How mild the evening is. No one would suppose
that the house is going out with the tide.

 

 

This Strangeness in My Life

It is so hard to see where it is,
but it is there even in the morning
when the miracle of shapes
assemble and become familiar,
but not quite; and the echo
of a voice, now changed,
utterly dissociated, as though
all warmth and shared sweetness
had never been. It is this alien
space, not stark as the moon,
but lush and almost identical
to the space that was. But it is not.
It is another place and you are not
what you were but as though emerging
from the air, you slowly show yourself
as someone else, not ever remembered.

 

 

Poems

When you come back to me
it will be crow time
and flycatcher time,
with rising spirals of gnats
between the apple trees.
Every weed will be quadrupled,
coarse, welcoming
and spine-tipped.
The crows, their black flapping
bodies, their long calling
toward the mountain;
relatives, like mine,
ambivalent, eye-hooded;
hooting and tearing.
And you will take me in
to your fractal meaningless
babble; the quick of my mouth,
the madness of my tongue.

 

 

Points of Vision

In February the hills of Niguel flush green,
a rush of new grass fine as baby hair.
Shizu drives out with her easel.
The red-tailed hawks are working
the folds and wrinkles where
the ground squirrels hide.
Tormented by crows, three hawks
spiral up and drift under and over,
becoming small as sparrows.
Above them a jet streaks in the cumulus.
Frenetic ground squirrels
pop in and out of their burrows.
Now they're motionless.
Now the enlarged shadow
of a descending hawk
sweeps over the hummocks,
like a blind hand feeling its way.
Shizu prepares her watercolors.

 


Ruth Stone won the 2002 National Book Award for In the Next Galaxy (Copper Canyon Press 2002).  She also won the Wallace Stevens Award (The Academy of American Poets) for In the Next Galaxy.
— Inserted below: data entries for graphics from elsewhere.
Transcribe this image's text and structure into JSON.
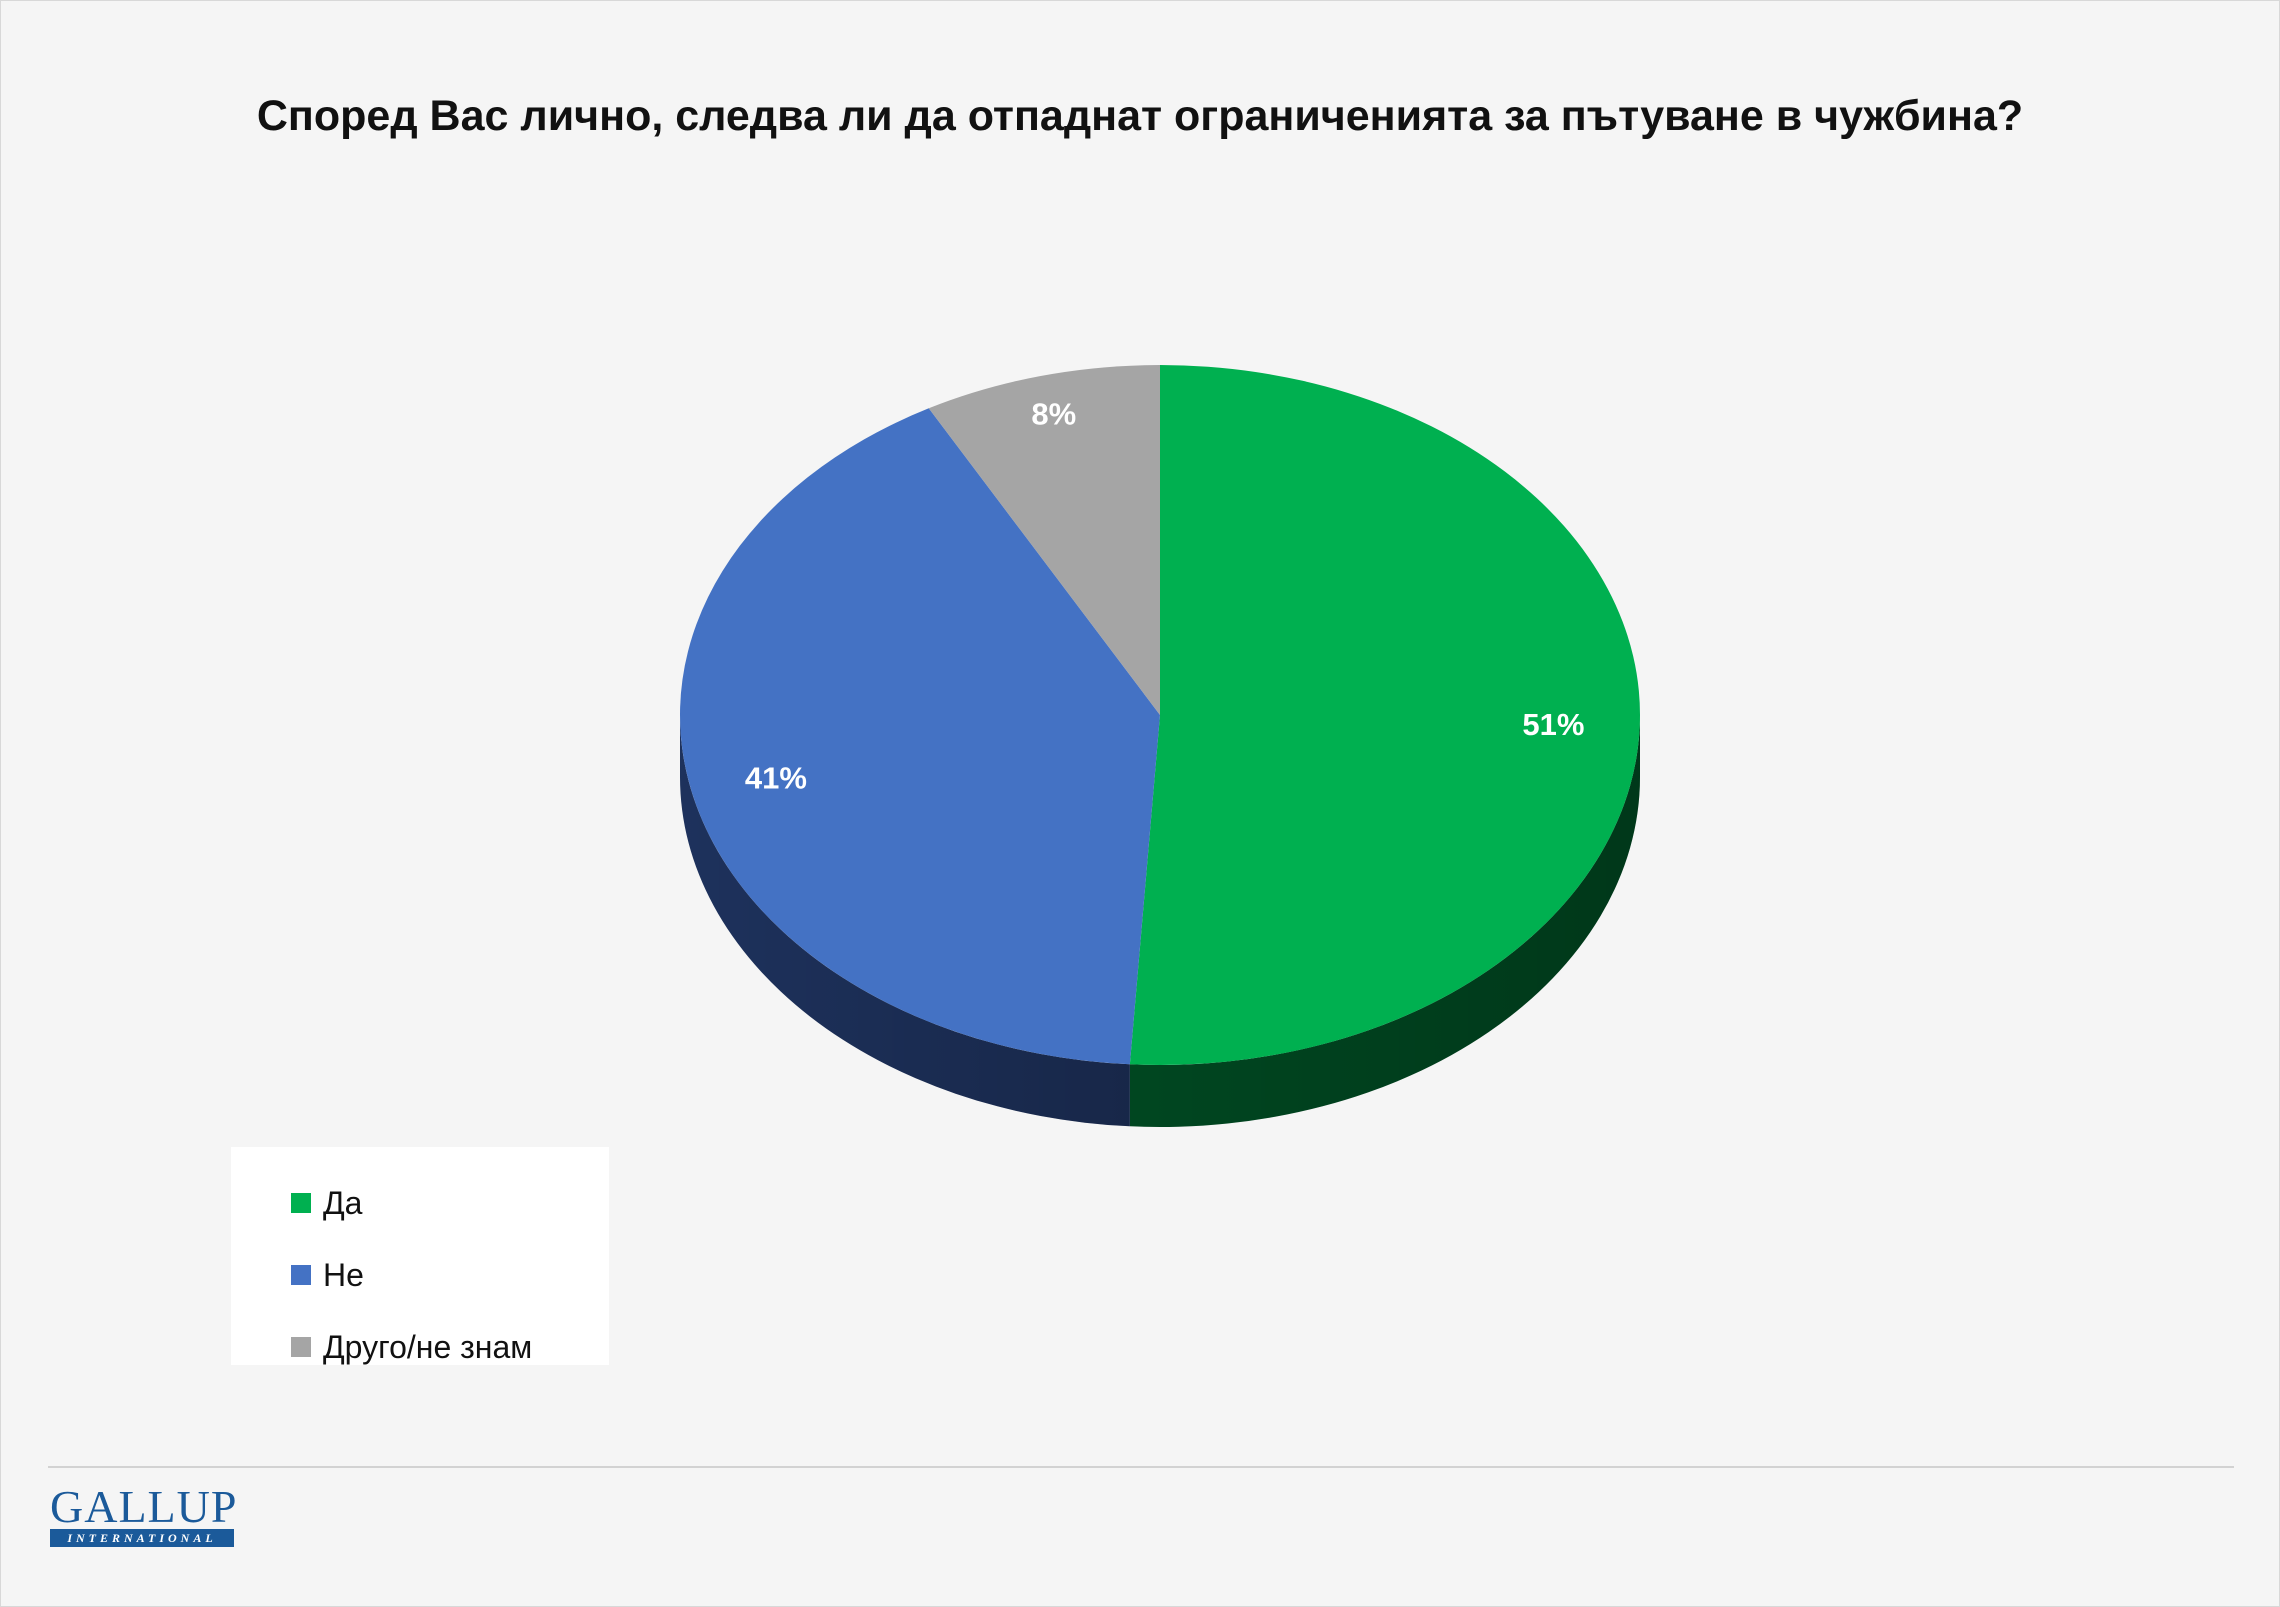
{
  "chart_data": {
    "type": "pie",
    "title": "Според Вас лично, следва ли да отпаднат ограниченията за пътуване в чужбина?",
    "slices": [
      {
        "label": "Да",
        "value": 51,
        "display": "51%",
        "color": "#00b050",
        "side_color": "#004a22"
      },
      {
        "label": "Не",
        "value": 41,
        "display": "41%",
        "color": "#4472c4",
        "side_color": "#1f3461"
      },
      {
        "label": "Друго/не знам",
        "value": 8,
        "display": "8%",
        "color": "#a5a5a5",
        "side_color": "#5e5e5e"
      }
    ],
    "legend_position": "bottom-left",
    "three_d": true
  },
  "branding": {
    "logo_word": "GALLUP",
    "logo_sub": "INTERNATIONAL"
  }
}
Born in Virginia in 1915, she is the author of eight books of poetry, several chapbooks, and is the recipient of many honors, including a National Book Critics Circle Award, a Whiting Award, two Guggenheim Fellowships, the Delmore Schwartz Award, the Cerf Lifetime Achievement Award from the state of Vermont, the Bess Hokin Prize from Poetry magazine, and the Shelley Memorial Award.  She raised three daughters alone while teaching creative writing at many universiteies, including the University of Illinois, University of Wisconsin, Indiana University, UC Davis, Brandeis, and finally settling at SUNY Binghamton.  She lives in Vermont.